Details of the SCIMAP approach: www.scimap.org.uk and the WebApp: my.scimap.org.uk
References
- Beven, K. J. and Kirkby, M. J. 1979: A physically based, variable contributing area model of basin hydrology, Hydrological Sciences Bulletin 24, 43–69.
- Beven, K.J. and Binley, A.M., 1992: The future of distributed models: model calibration and uncertainty prediction, Hydrological Processes, 6, 279–298.
- Heathwaite, AL, Quinn, PF and Hewett, CJM 2005: Modelling and managing critical source areas of diffuse pollution from agricultural land using flow connectivity simulation; Journal of Hydrology 304, 446-461 DOI: 10.1016/j.jhysrol.2004.07.043.
- Lane, S. N., Brookes, C. J., Kirkby, M. J. & Holden, J. (2004) A network-index-based version of TOPMODEL for use with high-resolution digital topographic data. Hydrol. Process. 18, 191–201. doi: 10.1002/hyp.5208.

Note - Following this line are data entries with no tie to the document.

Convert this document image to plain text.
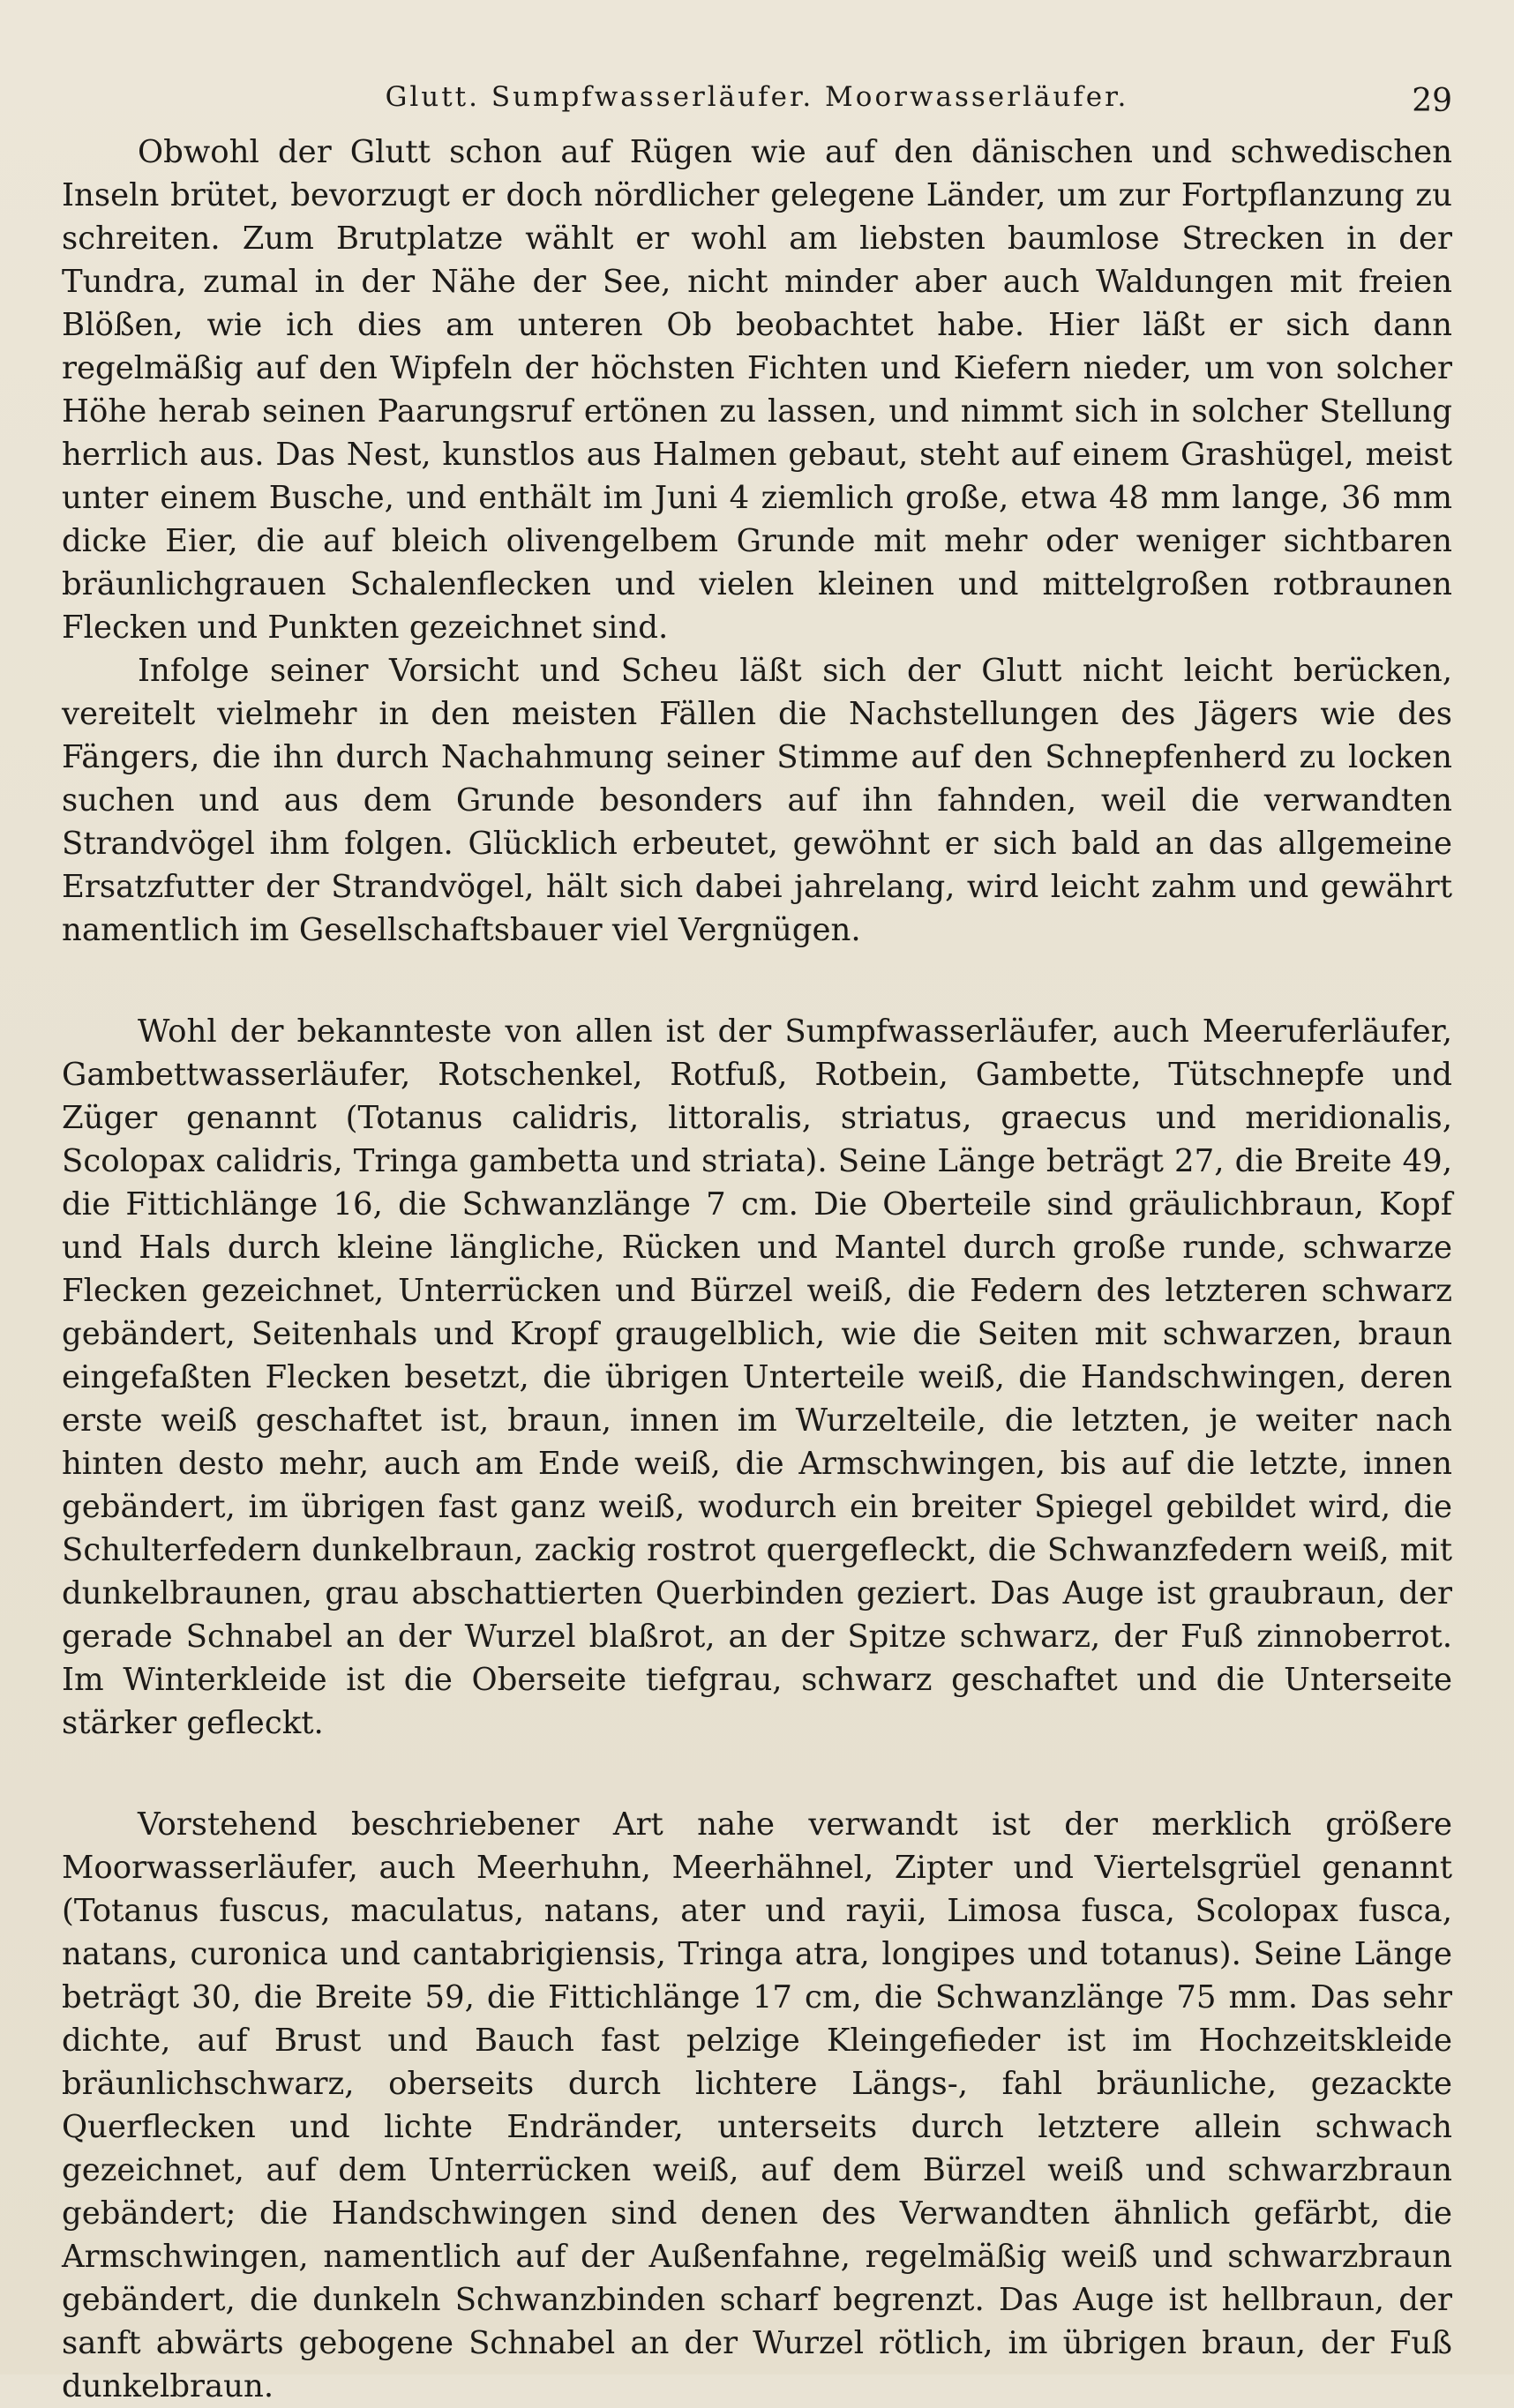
Glutt. Sumpfwasserläufer. Moorwasserläufer.	29

Obwohl der Glutt schon auf Rügen wie auf den dänischen und schwedischen Inseln brütet, bevorzugt er doch nördlicher gelegene Länder, um zur Fortpflanzung zu schreiten. Zum Brutplatze wählt er wohl am liebsten baumlose Strecken in der Tundra, zumal in der Nähe der See, nicht minder aber auch Waldungen mit freien Blößen, wie ich dies am unteren Ob beobachtet habe. Hier läßt er sich dann regelmäßig auf den Wipfeln der höchsten Fichten und Kiefern nieder, um von solcher Höhe herab seinen Paarungsruf ertönen zu lassen, und nimmt sich in solcher Stellung herrlich aus. Das Nest, kunstlos aus Halmen gebaut, steht auf einem Grashügel, meist unter einem Busche, und enthält im Juni 4 ziemlich große, etwa 48 mm lange, 36 mm dicke Eier, die auf bleich olivengelbem Grunde mit mehr oder weniger sichtbaren bräunlichgrauen Schalenflecken und vielen kleinen und mittelgroßen rotbraunen Flecken und Punkten gezeichnet sind.

Infolge seiner Vorsicht und Scheu läßt sich der Glutt nicht leicht berücken, vereitelt vielmehr in den meisten Fällen die Nachstellungen des Jägers wie des Fängers, die ihn durch Nachahmung seiner Stimme auf den Schnepfenherd zu locken suchen und aus dem Grunde besonders auf ihn fahnden, weil die verwandten Strandvögel ihm folgen. Glücklich erbeutet, gewöhnt er sich bald an das allgemeine Ersatzfutter der Strandvögel, hält sich dabei jahrelang, wird leicht zahm und gewährt namentlich im Gesellschaftsbauer viel Vergnügen.

Wohl der bekannteste von allen ist der Sumpfwasserläufer, auch Meeruferläufer, Gambettwasserläufer, Rotschenkel, Rotfuß, Rotbein, Gambette, Tütschnepfe und Züger genannt (Totanus calidris, littoralis, striatus, graecus und meridionalis, Scolopax calidris, Tringa gambetta und striata). Seine Länge beträgt 27, die Breite 49, die Fittichlänge 16, die Schwanzlänge 7 cm. Die Oberteile sind gräulichbraun, Kopf und Hals durch kleine längliche, Rücken und Mantel durch große runde, schwarze Flecken gezeichnet, Unterrücken und Bürzel weiß, die Federn des letzteren schwarz gebändert, Seitenhals und Kropf graugelblich, wie die Seiten mit schwarzen, braun eingefaßten Flecken besetzt, die übrigen Unterteile weiß, die Handschwingen, deren erste weiß geschaftet ist, braun, innen im Wurzelteile, die letzten, je weiter nach hinten desto mehr, auch am Ende weiß, die Armschwingen, bis auf die letzte, innen gebändert, im übrigen fast ganz weiß, wodurch ein breiter Spiegel gebildet wird, die Schulterfedern dunkelbraun, zackig rostrot quergefleckt, die Schwanzfedern weiß, mit dunkelbraunen, grau abschattierten Querbinden geziert. Das Auge ist graubraun, der gerade Schnabel an der Wurzel blaßrot, an der Spitze schwarz, der Fuß zinnoberrot. Im Winterkleide ist die Oberseite tiefgrau, schwarz geschaftet und die Unterseite stärker gefleckt.

Vorstehend beschriebener Art nahe verwandt ist der merklich größere Moorwasserläufer, auch Meerhuhn, Meerhähnel, Zipter und Viertelsgrüel genannt (Totanus fuscus, maculatus, natans, ater und rayii, Limosa fusca, Scolopax fusca, natans, curonica und cantabrigiensis, Tringa atra, longipes und totanus). Seine Länge beträgt 30, die Breite 59, die Fittichlänge 17 cm, die Schwanzlänge 75 mm. Das sehr dichte, auf Brust und Bauch fast pelzige Kleingefieder ist im Hochzeitskleide bräunlichschwarz, oberseits durch lichtere Längs-, fahl bräunliche, gezackte Querflecken und lichte Endränder, unterseits durch letztere allein schwach gezeichnet, auf dem Unterrücken weiß, auf dem Bürzel weiß und schwarzbraun gebändert; die Handschwingen sind denen des Verwandten ähnlich gefärbt, die Armschwingen, namentlich auf der Außenfahne, regelmäßig weiß und schwarzbraun gebändert, die dunkeln Schwanzbinden scharf begrenzt. Das Auge ist hellbraun, der sanft abwärts gebogene Schnabel an der Wurzel rötlich, im übrigen braun, der Fuß dunkelbraun.
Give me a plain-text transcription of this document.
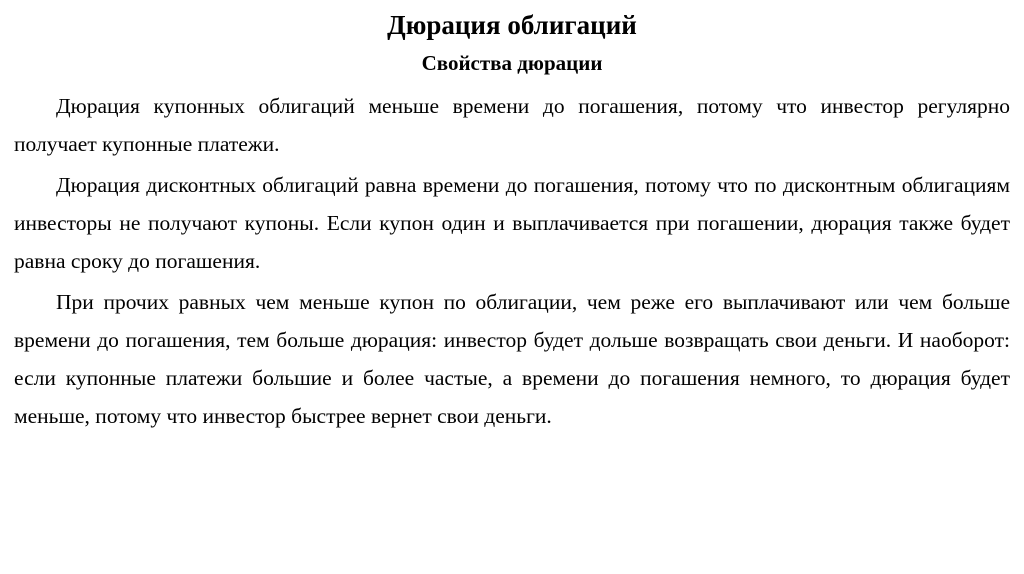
Дюрация облигаций
Свойства дюрации

Дюрация купонных облигаций меньше времени до погашения, потому что инвестор регулярно получает купонные платежи.

Дюрация дисконтных облигаций равна времени до погашения, потому что по дисконтным облигациям инвесторы не получают купоны. Если купон один и выплачивается при погашении, дюрация также будет равна сроку до погашения.

При прочих равных чем меньше купон по облигации, чем реже его выплачивают или чем больше времени до погашения, тем больше дюрация: инвестор будет дольше возвращать свои деньги. И наоборот: если купонные платежи большие и более частые, а времени до погашения немного, то дюрация будет меньше, потому что инвестор быстрее вернет свои деньги.
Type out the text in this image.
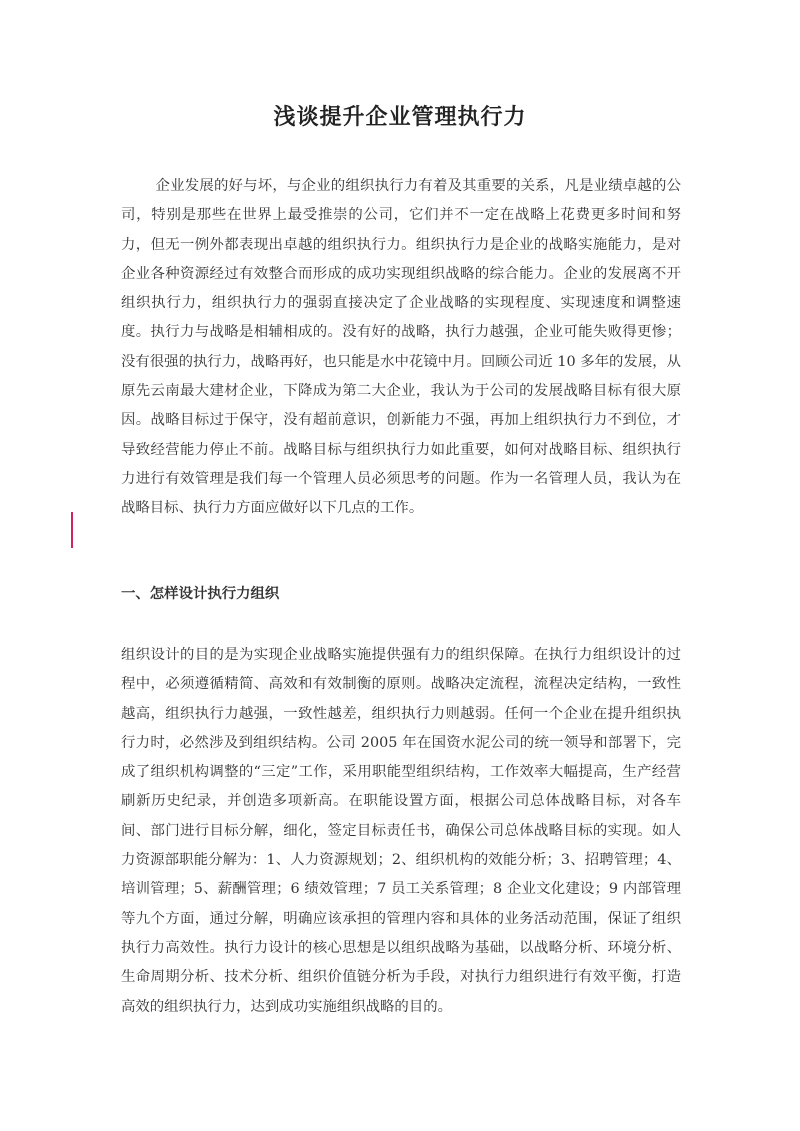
浅谈提升企业管理执行力

企业发展的好与坏，与企业的组织执行力有着及其重要的关系，凡是业绩卓越的公司，特别是那些在世界上最受推崇的公司，它们并不一定在战略上花费更多时间和努力，但无一例外都表现出卓越的组织执行力。组织执行力是企业的战略实施能力，是对企业各种资源经过有效整合而形成的成功实现组织战略的综合能力。企业的发展离不开组织执行力，组织执行力的强弱直接决定了企业战略的实现程度、实现速度和调整速度。执行力与战略是相辅相成的。没有好的战略，执行力越强，企业可能失败得更惨；没有很强的执行力，战略再好，也只能是水中花镜中月。回顾公司近 10 多年的发展，从原先云南最大建材企业，下降成为第二大企业，我认为于公司的发展战略目标有很大原因。战略目标过于保守，没有超前意识，创新能力不强，再加上组织执行力不到位，才导致经营能力停止不前。战略目标与组织执行力如此重要，如何对战略目标、组织执行力进行有效管理是我们每一个管理人员必须思考的问题。作为一名管理人员，我认为在战略目标、执行力方面应做好以下几点的工作。

一、怎样设计执行力组织

组织设计的目的是为实现企业战略实施提供强有力的组织保障。在执行力组织设计的过程中，必须遵循精简、高效和有效制衡的原则。战略决定流程，流程决定结构，一致性越高，组织执行力越强，一致性越差，组织执行力则越弱。任何一个企业在提升组织执行力时，必然涉及到组织结构。公司 2005 年在国资水泥公司的统一领导和部署下，完成了组织机构调整的“三定”工作，采用职能型组织结构，工作效率大幅提高，生产经营刷新历史纪录，并创造多项新高。在职能设置方面，根据公司总体战略目标，对各车间、部门进行目标分解，细化，签定目标责任书，确保公司总体战略目标的实现。如人力资源部职能分解为：1、人力资源规划；2、组织机构的效能分析；3、招聘管理；4、培训管理；5、薪酬管理；6 绩效管理；7 员工关系管理；8 企业文化建设；9 内部管理等九个方面，通过分解，明确应该承担的管理内容和具体的业务活动范围，保证了组织执行力高效性。执行力设计的核心思想是以组织战略为基础，以战略分析、环境分析、生命周期分析、技术分析、组织价值链分析为手段，对执行力组织进行有效平衡，打造高效的组织执行力，达到成功实施组织战略的目的。
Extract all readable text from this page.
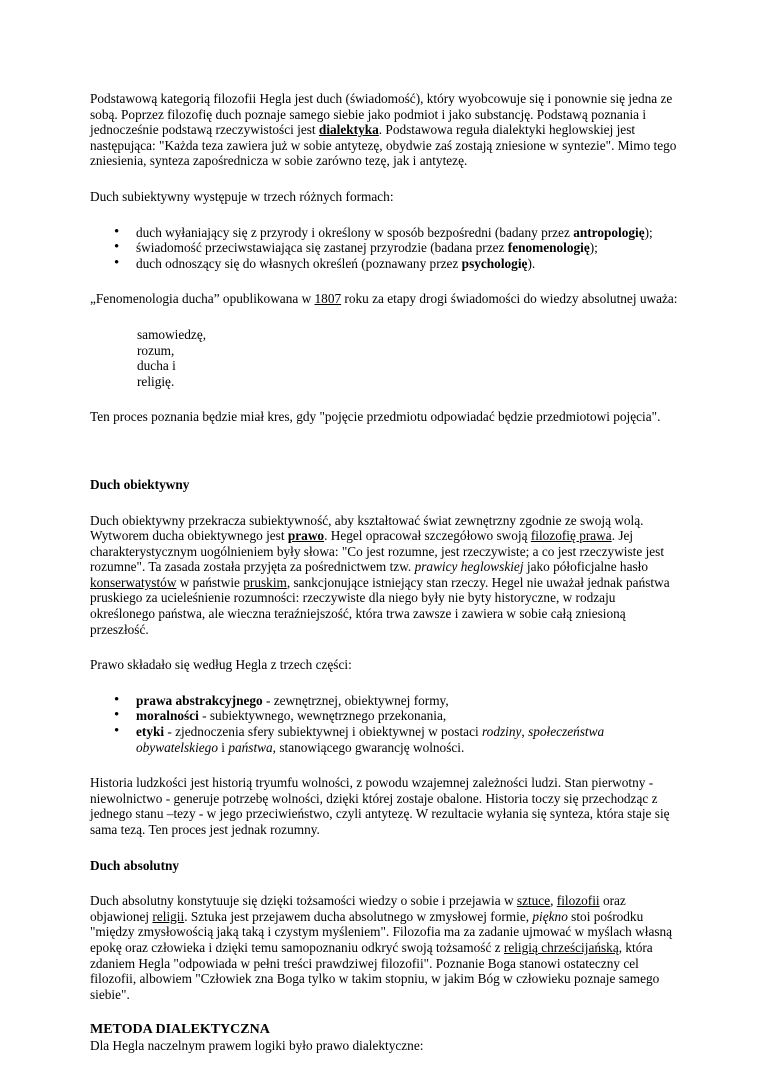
Podstawową kategorią filozofii Hegla jest duch (świadomość), który wyobcowuje się i ponownie się jedna ze sobą. Poprzez filozofię duch poznaje samego siebie jako podmiot i jako substancję. Podstawą poznania i jednocześnie podstawą rzeczywistości jest dialektyka. Podstawowa reguła dialektyki heglowskiej jest następująca: "Każda teza zawiera już w sobie antytezę, obydwie zaś zostają zniesione w syntezie". Mimo tego zniesienia, synteza zapośrednicza w sobie zarówno tezę, jak i antytezę.

Duch subiektywny występuje w trzech różnych formach:

• duch wyłaniający się z przyrody i określony w sposób bezpośredni (badany przez antropologię);
• świadomość przeciwstawiająca się zastanej przyrodzie (badana przez fenomenologię);
• duch odnoszący się do własnych określeń (poznawany przez psychologię).

„Fenomenologia ducha” opublikowana w 1807 roku za etapy drogi świadomości do wiedzy absolutnej uważa:

samowiedzę,

rozum,

ducha i

religię.

Ten proces poznania będzie miał kres, gdy "pojęcie przedmiotu odpowiadać będzie przedmiotowi pojęcia".

Duch obiektywny

Duch obiektywny przekracza subiektywność, aby kształtować świat zewnętrzny zgodnie ze swoją wolą. Wytworem ducha obiektywnego jest prawo. Hegel opracował szczegółowo swoją filozofię prawa. Jej charakterystycznym uogólnieniem były słowa: "Co jest rozumne, jest rzeczywiste; a co jest rzeczywiste jest rozumne". Ta zasada została przyjęta za pośrednictwem tzw. prawicy heglowskiej jako półoficjalne hasło konserwatystów w państwie pruskim, sankcjonujące istniejący stan rzeczy. Hegel nie uważał jednak państwa pruskiego za ucieleśnienie rozumności: rzeczywiste dla niego były nie byty historyczne, w rodzaju określonego państwa, ale wieczna teraźniejszość, która trwa zawsze i zawiera w sobie całą zniesioną przeszłość.

Prawo składało się według Hegla z trzech części:

• prawa abstrakcyjnego - zewnętrznej, obiektywnej formy,
• moralności - subiektywnego, wewnętrznego przekonania,
• etyki - zjednoczenia sfery subiektywnej i obiektywnej w postaci rodziny, społeczeństwa obywatelskiego i państwa, stanowiącego gwarancję wolności.

Historia ludzkości jest historią tryumfu wolności, z powodu wzajemnej zależności ludzi. Stan pierwotny - niewolnictwo - generuje potrzebę wolności, dzięki której zostaje obalone. Historia toczy się przechodząc z jednego stanu –tezy - w jego przeciwieństwo, czyli antytezę. W rezultacie wyłania się synteza, która staje się sama tezą. Ten proces jest jednak rozumny.

Duch absolutny

Duch absolutny konstytuuje się dzięki tożsamości wiedzy o sobie i przejawia w sztuce, filozofii oraz objawionej religii. Sztuka jest przejawem ducha absolutnego w zmysłowej formie, piękno stoi pośrodku "między zmysłowością jaką taką i czystym myśleniem". Filozofia ma za zadanie ujmować w myślach własną epokę oraz człowieka i dzięki temu samopoznaniu odkryć swoją tożsamość z religią chrześcijańską, która zdaniem Hegla "odpowiada w pełni treści prawdziwej filozofii". Poznanie Boga stanowi ostateczny cel filozofii, albowiem "Człowiek zna Boga tylko w takim stopniu, w jakim Bóg w człowieku poznaje samego siebie".

METODA DIALEKTYCZNA

Dla Hegla naczelnym prawem logiki było prawo dialektyczne:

- Lane, S.N., Reaney, S.M. & Heathwaite, A.L. 2009: Representation of landscape hydrological connectivity using a topographically driven surface flow index. Water Resources Research. 45, W08423.
- Milledge D. G., Lane S. N., Heathwaite A. L. and Reaney S. M. 2012: A Monte Carlo approach to the inverse problem of diffuse pollution risk in agricultural catchments. Science of the Total Environment 433, 434-449. http://dx.doi.org/10.1016/j.scitotenv.2012.06.047
- Reaney S. M., Lane S. N., Heathwaite A. L. and Dugdale L. J. 2011: Risk-based modelling of diffuse land use impacts from rural landscapes upon salmonid fry abundance. Ecological Modelling 222, 1016-1029.